Markus Liebendörfer (vorn) und Martin Schneider (in schwarz) auf der Proberunde durch den Wald bei Dahenfeld. (Foto: Christian Gleichauf)

Nur wer sich auskennt, kann Gas geben

Von Christian Gleichauf

Eigentlich hatte sich Martin Schneider schon die GPS-Daten besorgt und versucht, die Strecke vorab kennenzulernen. "Aber da verfährt man sich dann doch immer wieder, deshalb mache ich das jetzt noch einmal richtig." Und so gehört der Markgröninger an diesem Samstagnachmittag zu den rund zwei Dutzend Fahrern, die von Markus Liebendörfer vom RC Pfeil die 31 Kilometer lange Runde durch den Wald bei Dahenfeld geführt werden. Am kommenden Sonntag gilt es schließlich: 62 Kilometer in zwei Runden oder nur eine Runde für die weniger Ausdauernden sind beim 4. Bikemax Mountainbike-Marathon zu absolvieren.

Hindernisse 300 Fahrerinnen und Fahrer erwarten die Verantwortlichen - bei gutem Wetter. "Die letzten melden sich immer sehr kurzfristig an", sagt Markus Liebendörfer. Und auch auf viele Zuschauer hoffen die Organisatoren. Liebendörfer und einige seiner Vereinskollegen haben schon viele Stunden darauf verwendet, die Strecke vorzubereiten. "Unser zweiter Vorstand Ralf Rogall ist einmal mit dem Rasenmäher durchgefahren", erzählt der 21-Jährige. Kurz vor dem Rennen werden noch Äste entfernt, ab diesem Freitag ist sie gesperrt. "Es gibt Leute, die sind nicht so begeistert, wenn die Mountainbiker da durch den Wald fahren." Manche würden dann sogar absichtlich Stöcke auf die Strecke legen.

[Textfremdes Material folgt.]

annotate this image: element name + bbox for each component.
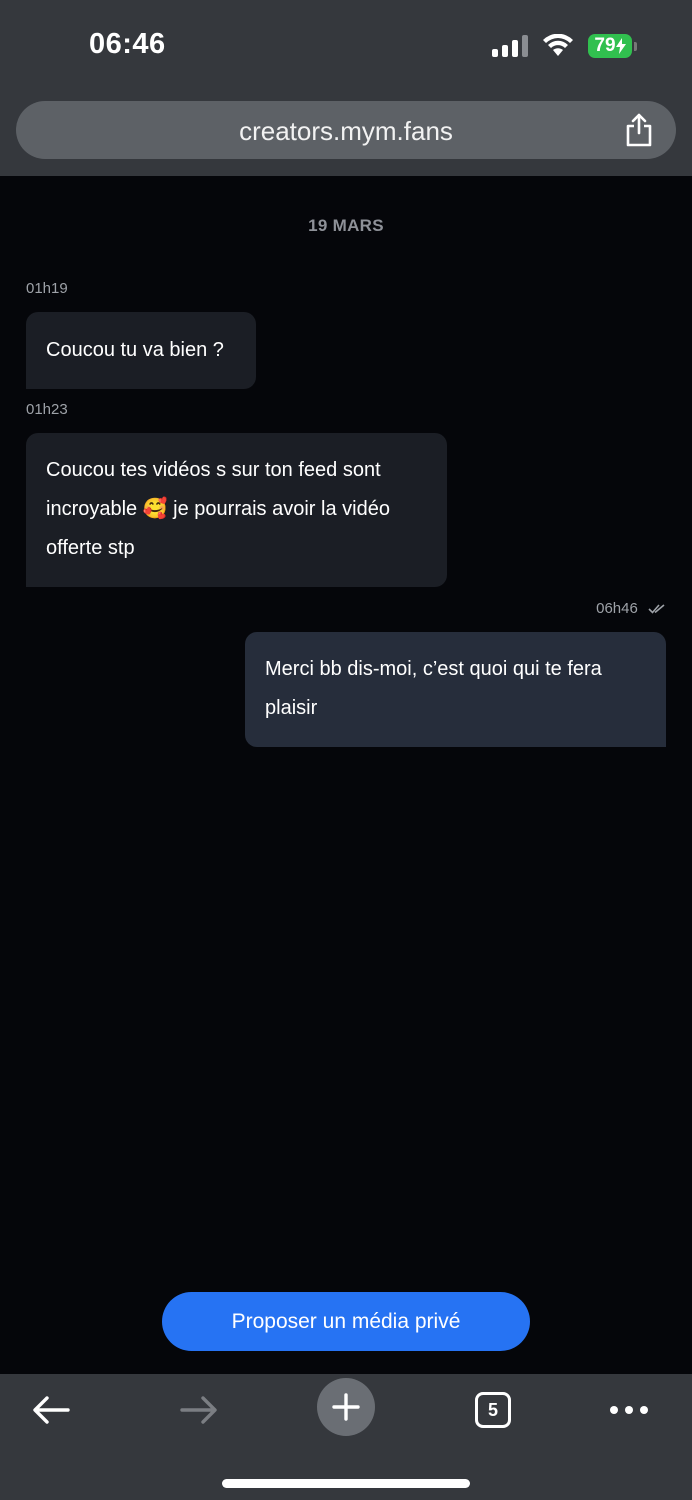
battery-icon: 79 <box>588 34 637 58</box>
tabs-button[interactable]: 5 <box>474 1384 512 1436</box>
charging-icon <box>615 38 626 54</box>
message-text-line: Merci bb dis-moi, c’est quoi qui te fera <box>265 658 602 680</box>
status-time: 06:46 <box>89 28 166 60</box>
home-indicator[interactable] <box>222 1479 470 1488</box>
message-text: Coucou tu va bien ? <box>46 339 224 361</box>
plus-icon <box>317 1378 375 1436</box>
forward-arrow-icon <box>180 1396 217 1424</box>
forward-button[interactable] <box>176 1384 222 1436</box>
tab-count: 5 <box>487 1399 498 1420</box>
message-time: 01h19 <box>26 280 68 297</box>
message-time: 06h46 <box>596 600 638 617</box>
message-text-line: plaisir <box>265 697 318 719</box>
date-separator: 19 MARS <box>308 216 384 235</box>
message-bubble-incoming[interactable]: Coucou tu va bien ? <box>26 312 256 389</box>
wifi-icon <box>543 34 573 56</box>
more-menu-button[interactable] <box>608 1384 650 1436</box>
status-indicators: 79 <box>492 33 637 59</box>
read-ticks-icon <box>648 604 665 614</box>
message-time-row: 06h46 <box>596 600 666 617</box>
back-arrow-icon <box>33 1396 70 1424</box>
message-text-line: offerte stp <box>46 537 135 559</box>
share-icon[interactable] <box>624 113 654 147</box>
signal-icon <box>492 35 528 57</box>
new-tab-button[interactable] <box>317 1378 375 1436</box>
battery-level: 79 <box>594 35 616 56</box>
message-text-line: incroyable 🥰 je pourrais avoir la vidéo <box>46 498 390 520</box>
message-text-line: Coucou tes vidéos s sur ton feed sont <box>46 459 381 481</box>
propose-private-media-button[interactable]: Proposer un média privé <box>162 1292 530 1351</box>
browser-top-chrome: 06:46 79 creators.mym.fans <box>0 0 692 176</box>
url-text: creators.mym.fans <box>239 116 453 146</box>
tabs-icon: 5 <box>475 1392 511 1428</box>
message-time: 01h23 <box>26 401 68 418</box>
address-bar[interactable]: creators.mym.fans <box>16 101 676 159</box>
more-icon <box>610 1406 648 1414</box>
message-bubble-outgoing[interactable]: Merci bb dis-moi, c’est quoi qui te fera… <box>245 632 666 747</box>
back-button[interactable] <box>28 1384 74 1436</box>
message-bubble-incoming[interactable]: Coucou tes vidéos s sur ton feed sont in… <box>26 433 447 587</box>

Planung für 2011 Dabei ist offiziell alles von der Stadt genehmigt und mit den Förstern abgesprochen. "Das steht schon seit dem vergangenen Jahr fest, sonst könnte man so eine Veranstaltung ja gar nicht planen", sagt Liebendörfer. So werde jetzt schon abgeklärt, wie die Strecke nächstes Jahr aussieht. Dann soll der Radmarathon über zwei unterschiedliche Runden führen - auch wegen der Abwechslung.

In diesem Jahr genügt es den Sportlern dagegen, sich die eine Runde genau einzuprägen. Alex Allgaier aus Neckarsulm gehört auch dazu. Er war schon im vergangenen Jahr dabei und will Gas geben. Ein gutes Fahrrad hilft - "für jeweils 1000 Euro mehr geht das Gewicht ein Kilo runter", meint der 28-Jährige. Sein Rad würde regulär so um die 2800 Euro kosten, dafür muss er nur 12,5 Kilo den Berg hochtreten. "Aber Fitness und Kraft ist durch nichts zu ersetzen." Das ermutigt auch seine Bekannten, die teils stolz verkünden, teils zurückhaltend zugeben, dass ihre Fahrräder nicht ganz so teuer waren.

Ziele will jetzt noch keiner offiziell verkünden. Der 48-jährige Martin Schneider meint: "Da gibt es gesponserte Teams - und dann so Marathon-Opas wie uns." Er hat vor allem Respekt vor einem Anstieg im Wald, den er bei seiner ersten Runde entdeckt hat - "wenn da einer vor dir absteigt, dann ist es vorbei", fürchtet er. Frank Liebendörfer sieht es dagegen locker: "Dann musst du eben schieben."

Anmeldeschluss ist Sonntag, 12. September, um 9 Uhr in der Dahenfelder Hüttberghalle. Dort kann man auch duschen.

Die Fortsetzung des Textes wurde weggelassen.